FRIENDLY FEATURE: THE LABOR OF LOVE HOUSE

I am so excited to post this first Friendly Feature on my brother and sister-in-law, Jon and Shannon!  Jon and Shannon bought their first home together almost two years ago and have been working their buns off in the house ever since to bring it back to its glory when it was built in 1929.  

I would describe Jon and Shannon as purists when they are fixing up a home. They respect the history of the home and take pride in bringing out the beauty that the home had when it was first built.  If you have ever seen the show, Rehab Addict, that is who they remind me of.

The have spent these two years transforming each room and were still at it this weekend scraping and painting the exterior of the house! This house truly has been a labor of love not only by them but by so many of their family members and friends who have helped with their projects.

Here is a picture of the house when it finally became theirs, can't you see all of the potential?!

Seriously adorbs, I love them.

These two spent the first 5 months of owning this home smoothing out the walls/removing wallpaper, fixing ceilings, removing carpeting to refinish the floors and spending HOURS & HOURS using a heat gun and scraper to remove paint from all of the woodwork.  This home renovation was not for the faint of heart.  

This kid has so much patience...he removed SO MUCH paint from that woodwork!

I was home for a quick visit and stopped by to see the house and took a few scrapes to the baseboards.

Shannon and here sis, Megan, removing wallpaper in one of the bedrooms

My dad scraping the paint off of one of the windows in the dining room

Check out their biggest room transformations below!

DINING ROOM:

This dining room looks so amazing. The wood floors look gorgeous & I love the dark wood around the windows.  I also love that they kept the sconces on the walls and just removed all of the paint and gunk! They really brought this room back to life with a hell of a lot of elbow grease.

The dining room with paint covering everything & the dirty carpeting.

With the carpet removed and the wood revealed, this room was brought back to life.

Here is a close up of the sconces they cleaned up.

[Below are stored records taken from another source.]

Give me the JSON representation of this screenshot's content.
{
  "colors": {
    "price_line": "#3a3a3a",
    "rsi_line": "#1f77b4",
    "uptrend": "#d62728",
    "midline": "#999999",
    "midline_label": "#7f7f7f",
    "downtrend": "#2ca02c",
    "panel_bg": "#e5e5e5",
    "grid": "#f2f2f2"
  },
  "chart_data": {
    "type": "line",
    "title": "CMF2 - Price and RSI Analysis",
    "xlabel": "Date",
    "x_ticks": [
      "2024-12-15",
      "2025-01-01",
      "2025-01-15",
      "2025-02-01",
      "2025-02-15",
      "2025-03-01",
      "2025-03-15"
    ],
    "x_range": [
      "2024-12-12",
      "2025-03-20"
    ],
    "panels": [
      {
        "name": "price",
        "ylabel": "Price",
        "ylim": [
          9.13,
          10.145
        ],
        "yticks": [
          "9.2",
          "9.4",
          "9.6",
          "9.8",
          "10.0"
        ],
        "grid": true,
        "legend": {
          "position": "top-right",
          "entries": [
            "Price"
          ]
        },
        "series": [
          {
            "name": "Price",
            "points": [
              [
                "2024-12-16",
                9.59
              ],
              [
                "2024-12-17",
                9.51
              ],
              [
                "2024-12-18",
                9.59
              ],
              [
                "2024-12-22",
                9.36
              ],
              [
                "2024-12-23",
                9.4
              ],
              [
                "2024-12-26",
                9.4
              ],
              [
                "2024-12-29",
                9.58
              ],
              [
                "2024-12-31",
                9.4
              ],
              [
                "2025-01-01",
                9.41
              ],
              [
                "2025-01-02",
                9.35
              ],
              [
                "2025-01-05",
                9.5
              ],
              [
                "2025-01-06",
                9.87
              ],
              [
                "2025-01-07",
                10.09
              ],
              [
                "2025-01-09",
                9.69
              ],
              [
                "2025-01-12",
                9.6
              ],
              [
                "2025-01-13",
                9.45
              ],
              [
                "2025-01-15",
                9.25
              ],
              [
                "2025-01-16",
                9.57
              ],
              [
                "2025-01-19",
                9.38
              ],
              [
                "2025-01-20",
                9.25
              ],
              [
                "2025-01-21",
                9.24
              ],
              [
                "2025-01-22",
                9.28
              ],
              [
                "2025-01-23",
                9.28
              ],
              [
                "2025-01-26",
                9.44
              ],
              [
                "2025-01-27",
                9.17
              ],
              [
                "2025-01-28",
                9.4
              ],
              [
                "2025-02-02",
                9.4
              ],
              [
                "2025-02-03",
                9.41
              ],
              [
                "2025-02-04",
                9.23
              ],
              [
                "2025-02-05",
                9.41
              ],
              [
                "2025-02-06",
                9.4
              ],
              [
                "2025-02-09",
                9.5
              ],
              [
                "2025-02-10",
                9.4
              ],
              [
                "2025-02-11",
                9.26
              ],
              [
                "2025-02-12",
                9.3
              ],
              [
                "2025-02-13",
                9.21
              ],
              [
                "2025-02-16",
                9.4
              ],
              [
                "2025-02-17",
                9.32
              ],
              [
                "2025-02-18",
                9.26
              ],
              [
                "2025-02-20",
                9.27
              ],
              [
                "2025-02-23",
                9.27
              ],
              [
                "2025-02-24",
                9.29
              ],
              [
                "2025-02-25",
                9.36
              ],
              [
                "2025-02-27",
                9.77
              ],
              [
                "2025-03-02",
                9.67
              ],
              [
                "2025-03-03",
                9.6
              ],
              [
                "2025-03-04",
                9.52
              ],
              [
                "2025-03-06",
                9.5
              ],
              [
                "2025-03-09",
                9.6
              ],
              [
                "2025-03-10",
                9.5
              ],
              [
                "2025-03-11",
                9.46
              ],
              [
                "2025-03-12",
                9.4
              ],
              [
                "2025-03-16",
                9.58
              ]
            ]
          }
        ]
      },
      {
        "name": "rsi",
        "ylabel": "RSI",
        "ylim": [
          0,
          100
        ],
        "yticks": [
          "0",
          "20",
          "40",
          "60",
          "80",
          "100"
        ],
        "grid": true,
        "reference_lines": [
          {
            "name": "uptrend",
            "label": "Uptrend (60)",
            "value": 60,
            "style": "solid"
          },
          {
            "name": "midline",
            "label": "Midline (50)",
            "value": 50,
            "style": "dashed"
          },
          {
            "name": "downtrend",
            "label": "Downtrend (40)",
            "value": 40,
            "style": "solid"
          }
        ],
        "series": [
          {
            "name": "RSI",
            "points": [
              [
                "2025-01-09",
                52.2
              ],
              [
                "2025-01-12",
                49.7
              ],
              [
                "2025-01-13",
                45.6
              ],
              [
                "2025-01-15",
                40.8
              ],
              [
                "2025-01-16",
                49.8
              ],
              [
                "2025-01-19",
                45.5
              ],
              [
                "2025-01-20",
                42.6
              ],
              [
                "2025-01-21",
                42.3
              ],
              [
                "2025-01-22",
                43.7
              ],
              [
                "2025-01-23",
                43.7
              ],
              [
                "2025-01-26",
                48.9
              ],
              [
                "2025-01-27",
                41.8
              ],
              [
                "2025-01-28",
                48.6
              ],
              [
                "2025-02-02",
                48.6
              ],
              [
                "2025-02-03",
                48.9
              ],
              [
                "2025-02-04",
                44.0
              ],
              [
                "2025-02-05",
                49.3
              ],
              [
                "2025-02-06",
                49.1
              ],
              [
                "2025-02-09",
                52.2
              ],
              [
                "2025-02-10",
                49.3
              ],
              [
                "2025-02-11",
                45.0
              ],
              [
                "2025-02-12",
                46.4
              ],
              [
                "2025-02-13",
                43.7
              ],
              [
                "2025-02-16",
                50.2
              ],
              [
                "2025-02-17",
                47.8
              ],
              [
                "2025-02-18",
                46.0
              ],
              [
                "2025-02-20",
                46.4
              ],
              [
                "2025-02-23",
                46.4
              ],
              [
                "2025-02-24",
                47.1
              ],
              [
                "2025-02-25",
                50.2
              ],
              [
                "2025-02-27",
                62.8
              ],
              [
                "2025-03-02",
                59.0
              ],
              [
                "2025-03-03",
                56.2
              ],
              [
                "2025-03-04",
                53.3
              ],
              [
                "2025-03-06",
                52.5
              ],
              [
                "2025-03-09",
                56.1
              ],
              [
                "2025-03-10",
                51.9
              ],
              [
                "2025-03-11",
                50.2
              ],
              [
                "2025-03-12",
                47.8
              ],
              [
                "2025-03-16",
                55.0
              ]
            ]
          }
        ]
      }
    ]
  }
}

 Original sconces restored in this 1920’s colonial

Original sconces restored in this 1920’s colonial

LIVING ROOM:

I love the transormation in this room.  Do you see all of that woodwork?! Now imagine taking a heat gun and scraper to every part of those doors baseboards & mantle...NUTS! This house has so much love (and sweat) put into it.

Again, carpet, curtains & paint removed

 LOVE!

LOVE!

How cute is the little ledge for landline phone and phone book!

Restored phone built-in

BATHROOM:

This bathroom was original to the home and was in good shape.  How awesome is that basket weave flooring and the subway tile around the room?! I love the paint color that they chose for this bathroom, the dark compliments the black tile band around the walls so well.

Before image of the original bathroom

After image of the original bathroom

KITCHEN:

The kitchen was a mess.  In this room they had to replace the ceiling, refinish the floors, find replacement tiles for behind the sink, fix up the interior of the cabinets and paint paint paint!! The updated kitchen has such a quaint and vintage feel.

Before image of the original kitchen in this 1920s colonial

Before image of the original kitchen in this 1920s colonial

EXTERIOR:

Jon and Shannon have been working on the exterior of their house for many weekends now and this weekend they were able to finish up most of the painting of the house.  Doesn't it look awesome?! There are still some spots they need to hit, but once the shutters are back up and some landscaping is added, I think this will be the prettiest house on the block.

1920's colonial preparing for a paint job

1920s colonial restoration after it has been painted

THANK YOU FOR SHARING YOUR HOUSE!

Big thanks to Jon and Shannon for letting me show off their house on my blog. :) I am a proud big sis and love that I get to show off all of their hard work.